Nonscarring Alopecias

In the physical exploration of nonscarring alopecias, follicular orifices can sometimes still be seen. This is key to diagnosis to differentiate from scarring alopecias, where the follicular orifices appear obliterated. This observation correlates histopathologically with the presence of follicular units with capacity for synthesizing hair shafts, and is the reason why areas of alopecia become repopulated after removing the trigger for hair loss. In the study of nonscarring alopecias, it is very useful to assess the follicular density and dynamics of the hair cycle (phase of the cycle in which the hair follicles observed histopathologically are found). For this, it is preferable that the biopsies are transversal sections, as this makes it possible to observe many hair follicles in different phases at the same time. In addition, for the biopsy to be useful, the sample must be taken from an active region of the lesion. In alopecias with a patchy morphology, it is preferable to take the sample from the edge of the lesion, whereas with diffuse alopecias the sample should be taken from a region with a positive hair pull test.
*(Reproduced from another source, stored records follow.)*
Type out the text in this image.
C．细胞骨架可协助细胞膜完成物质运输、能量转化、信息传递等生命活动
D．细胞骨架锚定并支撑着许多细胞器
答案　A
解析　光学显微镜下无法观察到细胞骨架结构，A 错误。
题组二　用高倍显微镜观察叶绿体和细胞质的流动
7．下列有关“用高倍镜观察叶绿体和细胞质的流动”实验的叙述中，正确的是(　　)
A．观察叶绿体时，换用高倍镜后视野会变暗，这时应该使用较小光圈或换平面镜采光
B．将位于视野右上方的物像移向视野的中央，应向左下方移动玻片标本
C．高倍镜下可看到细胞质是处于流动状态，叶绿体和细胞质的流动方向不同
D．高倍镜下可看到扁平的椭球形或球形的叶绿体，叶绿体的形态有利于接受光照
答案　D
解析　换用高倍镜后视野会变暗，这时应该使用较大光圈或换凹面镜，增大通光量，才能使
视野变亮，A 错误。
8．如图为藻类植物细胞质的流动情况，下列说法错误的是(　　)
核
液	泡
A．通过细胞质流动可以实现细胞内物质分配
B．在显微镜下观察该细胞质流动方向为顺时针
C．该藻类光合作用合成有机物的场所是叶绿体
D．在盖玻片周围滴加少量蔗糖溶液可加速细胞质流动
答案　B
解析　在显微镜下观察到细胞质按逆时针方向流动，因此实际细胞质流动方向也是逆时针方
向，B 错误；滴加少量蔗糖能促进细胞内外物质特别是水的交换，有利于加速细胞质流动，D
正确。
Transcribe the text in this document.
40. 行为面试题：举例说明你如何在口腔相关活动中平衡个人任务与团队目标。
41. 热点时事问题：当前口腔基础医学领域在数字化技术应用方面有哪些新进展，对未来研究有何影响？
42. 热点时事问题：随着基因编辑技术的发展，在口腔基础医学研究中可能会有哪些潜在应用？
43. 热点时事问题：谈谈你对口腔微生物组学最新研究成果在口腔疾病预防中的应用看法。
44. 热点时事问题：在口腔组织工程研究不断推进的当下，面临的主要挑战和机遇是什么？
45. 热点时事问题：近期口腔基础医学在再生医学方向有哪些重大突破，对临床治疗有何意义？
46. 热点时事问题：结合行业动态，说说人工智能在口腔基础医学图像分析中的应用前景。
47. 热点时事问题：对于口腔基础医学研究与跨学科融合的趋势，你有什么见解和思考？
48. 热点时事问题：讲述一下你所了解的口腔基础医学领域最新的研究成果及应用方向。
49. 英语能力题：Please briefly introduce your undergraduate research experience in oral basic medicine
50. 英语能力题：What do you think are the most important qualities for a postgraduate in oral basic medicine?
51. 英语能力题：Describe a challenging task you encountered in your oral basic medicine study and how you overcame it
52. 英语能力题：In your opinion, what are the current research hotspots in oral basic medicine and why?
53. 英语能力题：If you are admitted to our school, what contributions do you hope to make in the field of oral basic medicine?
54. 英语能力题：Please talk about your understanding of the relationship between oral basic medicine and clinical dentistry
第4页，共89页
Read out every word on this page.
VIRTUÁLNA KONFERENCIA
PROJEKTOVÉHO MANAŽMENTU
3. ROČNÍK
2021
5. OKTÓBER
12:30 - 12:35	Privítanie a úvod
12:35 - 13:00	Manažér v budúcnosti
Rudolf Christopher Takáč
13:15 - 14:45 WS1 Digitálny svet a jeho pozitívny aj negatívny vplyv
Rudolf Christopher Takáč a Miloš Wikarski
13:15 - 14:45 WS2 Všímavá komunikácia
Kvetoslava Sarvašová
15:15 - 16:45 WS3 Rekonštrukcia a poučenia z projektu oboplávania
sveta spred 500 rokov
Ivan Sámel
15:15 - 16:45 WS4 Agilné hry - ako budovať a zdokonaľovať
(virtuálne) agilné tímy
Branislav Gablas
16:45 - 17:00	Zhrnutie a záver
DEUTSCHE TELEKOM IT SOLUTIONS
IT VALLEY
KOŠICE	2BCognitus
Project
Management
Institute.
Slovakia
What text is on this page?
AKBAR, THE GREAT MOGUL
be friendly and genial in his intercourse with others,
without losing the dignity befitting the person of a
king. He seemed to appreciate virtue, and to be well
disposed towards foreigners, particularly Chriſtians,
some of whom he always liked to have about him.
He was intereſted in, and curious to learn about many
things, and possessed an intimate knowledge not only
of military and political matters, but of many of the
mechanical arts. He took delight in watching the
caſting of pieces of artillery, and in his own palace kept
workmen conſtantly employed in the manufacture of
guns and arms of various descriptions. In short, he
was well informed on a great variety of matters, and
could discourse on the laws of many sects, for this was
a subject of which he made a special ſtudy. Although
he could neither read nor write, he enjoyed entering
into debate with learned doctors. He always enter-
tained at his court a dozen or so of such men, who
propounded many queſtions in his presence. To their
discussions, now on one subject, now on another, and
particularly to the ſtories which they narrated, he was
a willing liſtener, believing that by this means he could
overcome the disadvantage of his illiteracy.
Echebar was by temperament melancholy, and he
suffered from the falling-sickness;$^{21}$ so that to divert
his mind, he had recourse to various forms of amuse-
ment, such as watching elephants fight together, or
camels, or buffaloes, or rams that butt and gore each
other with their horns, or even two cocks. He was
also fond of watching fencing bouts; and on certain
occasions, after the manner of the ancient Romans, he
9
Whenever possible, it is also useful to obtain a biopsy from the occipital region, as this will lower the chance of encountering hair follicles with androgenic effects, which if present may mean that the sample is not representative. Finally, when we assess a sample from a patient with nonscarring alopecia, we should remember that the disease is a dynamic process, and so histopathologic findings may vary according to the point in the process at the time of biopsy.18 The key histopathological findings of use in the diagnosis of nonscarring alopecias are summarized in Table 1.

Table 1.

Key Histopathological Features of Nonscarring Alopecias.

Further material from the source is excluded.